Fife's distinction as a local politician was even greater than his mark as a surgeon. He was an advanced liberal, and in his early days was stigmatized as a Chartist. In 1831 he was active in forming the Northern Political Union, which agitated in favour of the Reform Bill. Fife's stirring speeches had a great effect at this time. In 1835 he was elected one of the first members of the new corporation of Newcastle, and was immediately chosen alderman. In 1838–9 he was mayor, and when the Chartist outbreak of July 1839 took place he displayed conspicuous courage and good judgment in suppressing it. For this he was knighted in 1840. In 1843 he was again mayor, and presided at a great meeting on 22 Jan. 1843, addressed by Mr. Cobden, in furtherance of the Anti-Corn Law agitation. He continued a member of the corporation till 1863. He was one of the most influential promoters of the volunteer movement in Newcastle in 1859, and became lieutenant-colonel of the local regiment, resigning his post in 1868, and receiving a silver centrepiece valued at £100 as a testimonial from the regiment.
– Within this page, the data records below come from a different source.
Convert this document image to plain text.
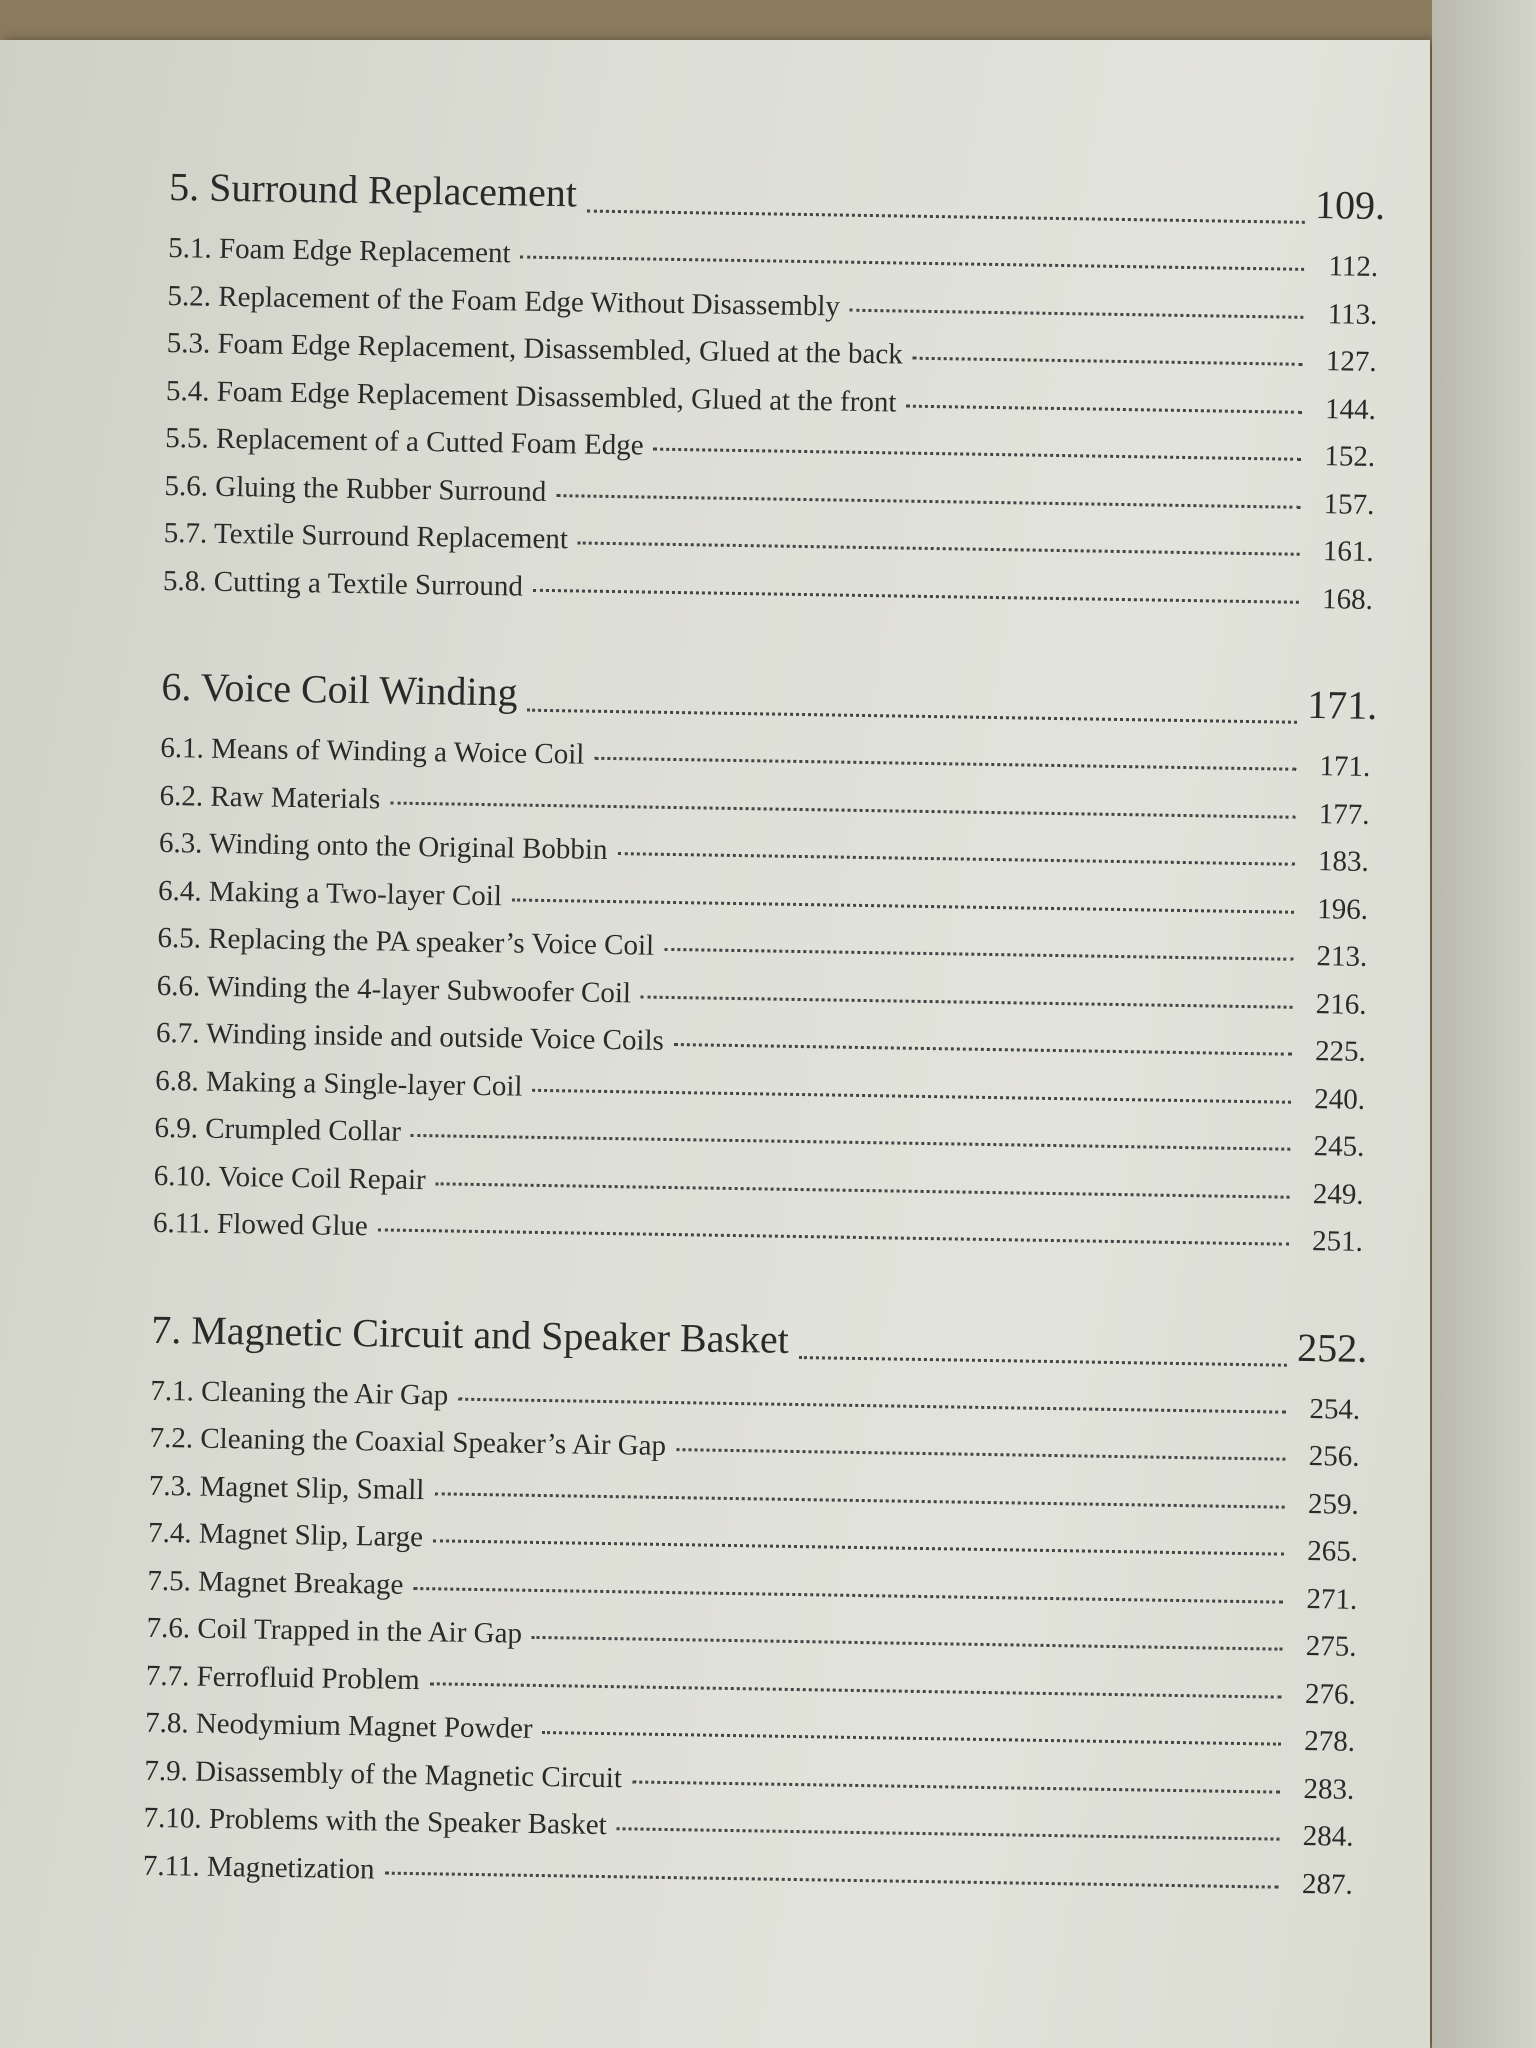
5. Surround Replacement	109.
5.1. Foam Edge Replacement	112.
5.2. Replacement of the Foam Edge Without Disassembly	113.
5.3. Foam Edge Replacement, Disassembled, Glued at the back	127.
5.4. Foam Edge Replacement Disassembled, Glued at the front	144.
5.5. Replacement of a Cutted Foam Edge	152.
5.6. Gluing the Rubber Surround	157.
5.7. Textile Surround Replacement	161.
5.8. Cutting a Textile Surround	168.
6. Voice Coil Winding	171.
6.1. Means of Winding a Woice Coil	171.
6.2. Raw Materials	177.
6.3. Winding onto the Original Bobbin	183.
6.4. Making a Two-layer Coil	196.
6.5. Replacing the PA speaker’s Voice Coil	213.
6.6. Winding the 4-layer Subwoofer Coil	216.
6.7. Winding inside and outside Voice Coils	225.
6.8. Making a Single-layer Coil	240.
6.9. Crumpled Collar	245.
6.10. Voice Coil Repair	249.
6.11. Flowed Glue	251.
7. Magnetic Circuit and Speaker Basket	252.
7.1. Cleaning the Air Gap	254.
7.2. Cleaning the Coaxial Speaker’s Air Gap	256.
7.3. Magnet Slip, Small	259.
7.4. Magnet Slip, Large	265.
7.5. Magnet Breakage	271.
7.6. Coil Trapped in the Air Gap	275.
7.7. Ferrofluid Problem	276.
7.8. Neodymium Magnet Powder	278.
7.9. Disassembly of the Magnetic Circuit	283.
7.10. Problems with the Speaker Basket	284.
7.11. Magnetization	287.
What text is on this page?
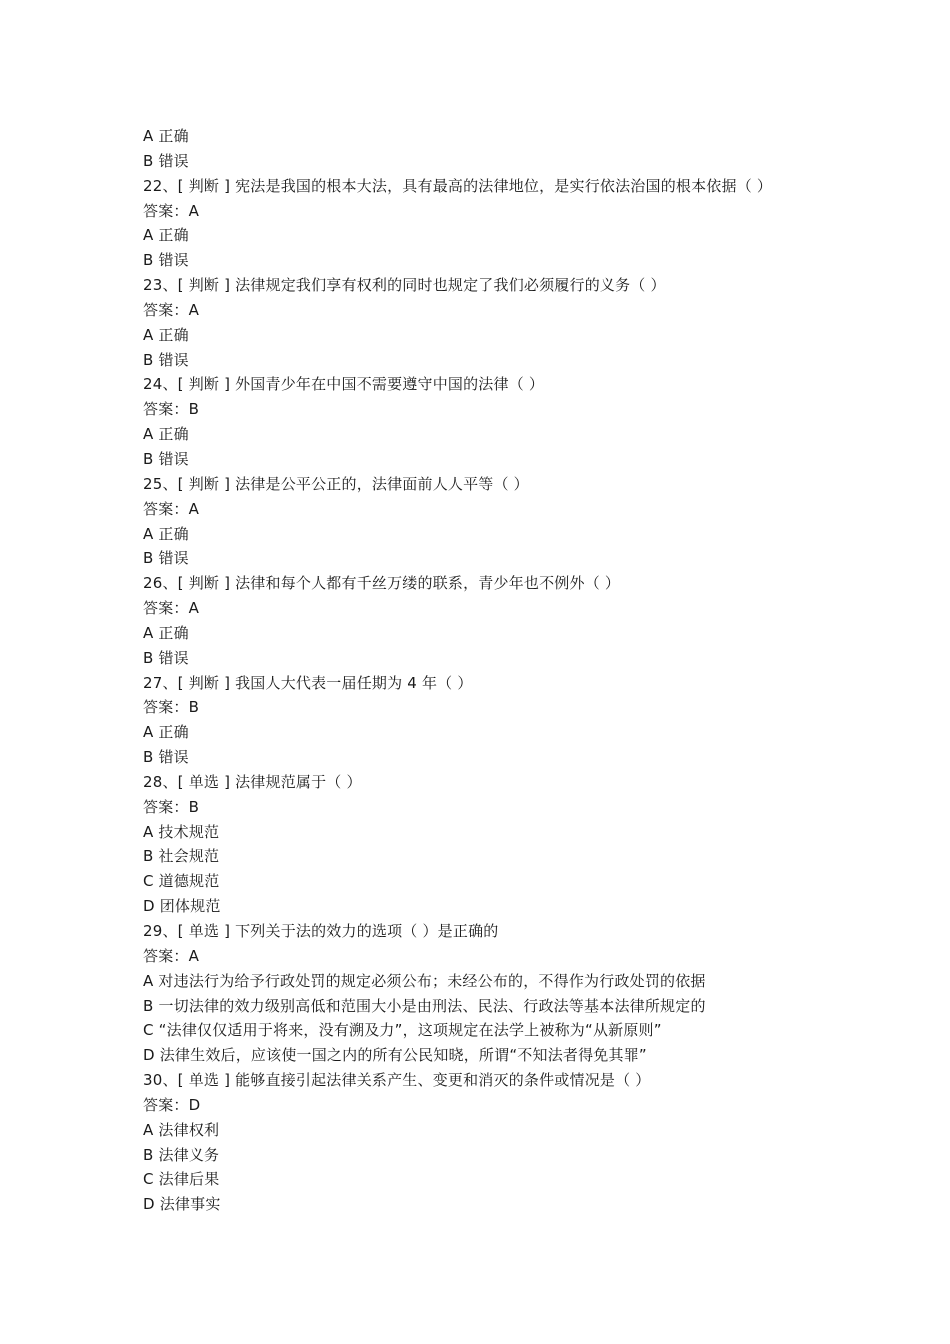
A 正确
B 错误
22、[ 判断 ] 宪法是我国的根本大法，具有最高的法律地位，是实行依法治国的根本依据（ ）
答案：A
A 正确
B 错误
23、[ 判断 ] 法律规定我们享有权利的同时也规定了我们必须履行的义务（ ）
答案：A
A 正确
B 错误
24、[ 判断 ] 外国青少年在中国不需要遵守中国的法律（ ）
答案：B
A 正确
B 错误
25、[ 判断 ] 法律是公平公正的，法律面前人人平等（ ）
答案：A
A 正确
B 错误
26、[ 判断 ] 法律和每个人都有千丝万缕的联系，青少年也不例外（ ）
答案：A
A 正确
B 错误
27、[ 判断 ] 我国人大代表一届任期为 4 年（ ）
答案：B
A 正确
B 错误
28、[ 单选 ] 法律规范属于（ ）
答案：B
A 技术规范
B 社会规范
C 道德规范
D 团体规范
29、[ 单选 ] 下列关于法的效力的选项（ ）是正确的
答案：A
A 对违法行为给予行政处罚的规定必须公布；未经公布的，不得作为行政处罚的依据
B 一切法律的效力级别高低和范围大小是由刑法、民法、行政法等基本法律所规定的
C “法律仅仅适用于将来，没有溯及力”，这项规定在法学上被称为“从新原则”
D 法律生效后，应该使一国之内的所有公民知晓，所谓“不知法者得免其罪”
30、[ 单选 ] 能够直接引起法律关系产生、变更和消灭的条件或情况是（ ）
答案：D
A 法律权利
B 法律义务
C 法律后果
D 法律事实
He was for some years president of the Newcastle Mechanics' Institute, and supported many educational and other measures for the benefit of the working classes.

After a life of great activity, Fife suffered from stone in the bladder, which was removed by Sir W. Fergusson in 1870, but he was compelled to retire from practice. On 15 January 1871 he was attacked by paralysis, and died next day at Reedsmouth, North Tyne, aged 75. He married a Miss Bainbridge, by whom he had several children, including four sons. Personally, Fife was held in warm regard by men of all parties. He was frank, openhearted, and generous, courtly in manner and neat in person.